Even if Abbott was able to turn the polling around and get his government re-elected with a majority in the House of Representatives, the senate would almost certainly remain a mess. The problem with a double dissolution is that the whole senate, not just half of it, is up for grabs: twelve senators in every state instead of six. And this means that the quota of votes required to be elected drops from the normal figure of just over 14 per cent to a little over seven and a half – hopefully still out of reach of the real fringe dwellers but perfectly achievable for genuine minor parties and credible independents.
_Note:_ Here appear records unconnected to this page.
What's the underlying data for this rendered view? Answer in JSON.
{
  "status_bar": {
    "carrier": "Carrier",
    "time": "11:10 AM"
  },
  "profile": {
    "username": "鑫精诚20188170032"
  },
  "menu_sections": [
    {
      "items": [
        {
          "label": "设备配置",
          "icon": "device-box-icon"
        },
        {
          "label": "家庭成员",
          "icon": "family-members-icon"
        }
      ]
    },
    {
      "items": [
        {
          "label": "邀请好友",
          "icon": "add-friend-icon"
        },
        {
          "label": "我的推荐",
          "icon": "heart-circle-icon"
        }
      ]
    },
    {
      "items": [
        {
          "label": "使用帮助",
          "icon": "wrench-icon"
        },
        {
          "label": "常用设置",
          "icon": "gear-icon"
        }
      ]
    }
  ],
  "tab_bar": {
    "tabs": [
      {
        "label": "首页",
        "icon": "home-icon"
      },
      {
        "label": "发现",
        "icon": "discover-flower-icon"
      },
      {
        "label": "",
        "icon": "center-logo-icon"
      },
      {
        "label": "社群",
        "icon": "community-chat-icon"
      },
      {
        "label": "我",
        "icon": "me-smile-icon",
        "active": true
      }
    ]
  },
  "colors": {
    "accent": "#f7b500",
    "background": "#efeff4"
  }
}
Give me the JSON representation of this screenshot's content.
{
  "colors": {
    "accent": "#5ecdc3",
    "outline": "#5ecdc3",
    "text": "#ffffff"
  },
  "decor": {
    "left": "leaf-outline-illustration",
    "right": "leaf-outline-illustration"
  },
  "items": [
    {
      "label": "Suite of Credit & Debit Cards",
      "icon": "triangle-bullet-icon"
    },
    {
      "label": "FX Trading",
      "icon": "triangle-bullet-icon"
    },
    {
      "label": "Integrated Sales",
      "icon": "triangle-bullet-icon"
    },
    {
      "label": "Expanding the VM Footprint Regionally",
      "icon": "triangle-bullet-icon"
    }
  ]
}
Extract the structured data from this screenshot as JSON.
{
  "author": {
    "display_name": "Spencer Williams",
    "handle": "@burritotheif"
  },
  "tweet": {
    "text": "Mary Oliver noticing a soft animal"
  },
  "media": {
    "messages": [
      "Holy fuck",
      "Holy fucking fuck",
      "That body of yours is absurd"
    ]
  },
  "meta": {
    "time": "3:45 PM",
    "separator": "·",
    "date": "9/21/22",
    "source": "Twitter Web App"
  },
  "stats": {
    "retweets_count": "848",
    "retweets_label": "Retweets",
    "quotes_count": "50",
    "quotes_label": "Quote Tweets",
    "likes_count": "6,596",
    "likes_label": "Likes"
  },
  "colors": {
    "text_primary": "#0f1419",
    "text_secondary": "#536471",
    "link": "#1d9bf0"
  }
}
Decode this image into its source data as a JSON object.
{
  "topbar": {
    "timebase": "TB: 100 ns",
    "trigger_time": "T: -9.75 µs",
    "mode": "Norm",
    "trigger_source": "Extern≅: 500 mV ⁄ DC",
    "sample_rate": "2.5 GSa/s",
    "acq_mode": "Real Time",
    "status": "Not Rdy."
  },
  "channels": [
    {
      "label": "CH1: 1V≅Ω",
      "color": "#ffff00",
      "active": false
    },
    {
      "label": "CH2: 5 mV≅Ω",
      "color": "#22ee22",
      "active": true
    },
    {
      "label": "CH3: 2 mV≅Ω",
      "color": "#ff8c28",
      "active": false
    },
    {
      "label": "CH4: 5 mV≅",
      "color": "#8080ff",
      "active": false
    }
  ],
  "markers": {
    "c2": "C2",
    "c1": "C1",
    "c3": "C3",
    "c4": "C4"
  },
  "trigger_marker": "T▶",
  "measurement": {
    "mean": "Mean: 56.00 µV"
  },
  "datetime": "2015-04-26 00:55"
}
The most recent Newspoll shows support for the Greens running at 12 per cent, and for others – which include the PUP – at a massive 15 per cent. The July senate will include 18 crossbenchers: it is unlikely that a double dissolution would decrease their numbers and it could well add to them, and Abbott would be taking a vey big gamble to suppose that they would be any more tractable than the present lot. And worse, he could easily lose a couple of his own senate team to Labor, making the process even harder.
He might hope that he could gain a sufficient majority in the House of Representatives to pass his budget bills at a joint sitting, as Gough Whitlam did in 1974. But a double dissolution involves betting the house on an outcome that would be at best pretty improbable and at worst total disaster. For a rational leader it is just not an option.
So what does our prime minister do? Well, currently, just keep hoping. Abbott continues to say with the air of a man reciting a natural law or a religious dogma, that he expects to get his budget passed, in full – or, if not quite in full, all the bits that matter – or, if not all of them, the serious ones: he will abolish the carbon and mining taxes, and he has stopped the boats.
And perhaps then the public will, as they say, move on. The rest will be consigned to the dustbin of history and broken promises. Budget emergency? What budget emergency?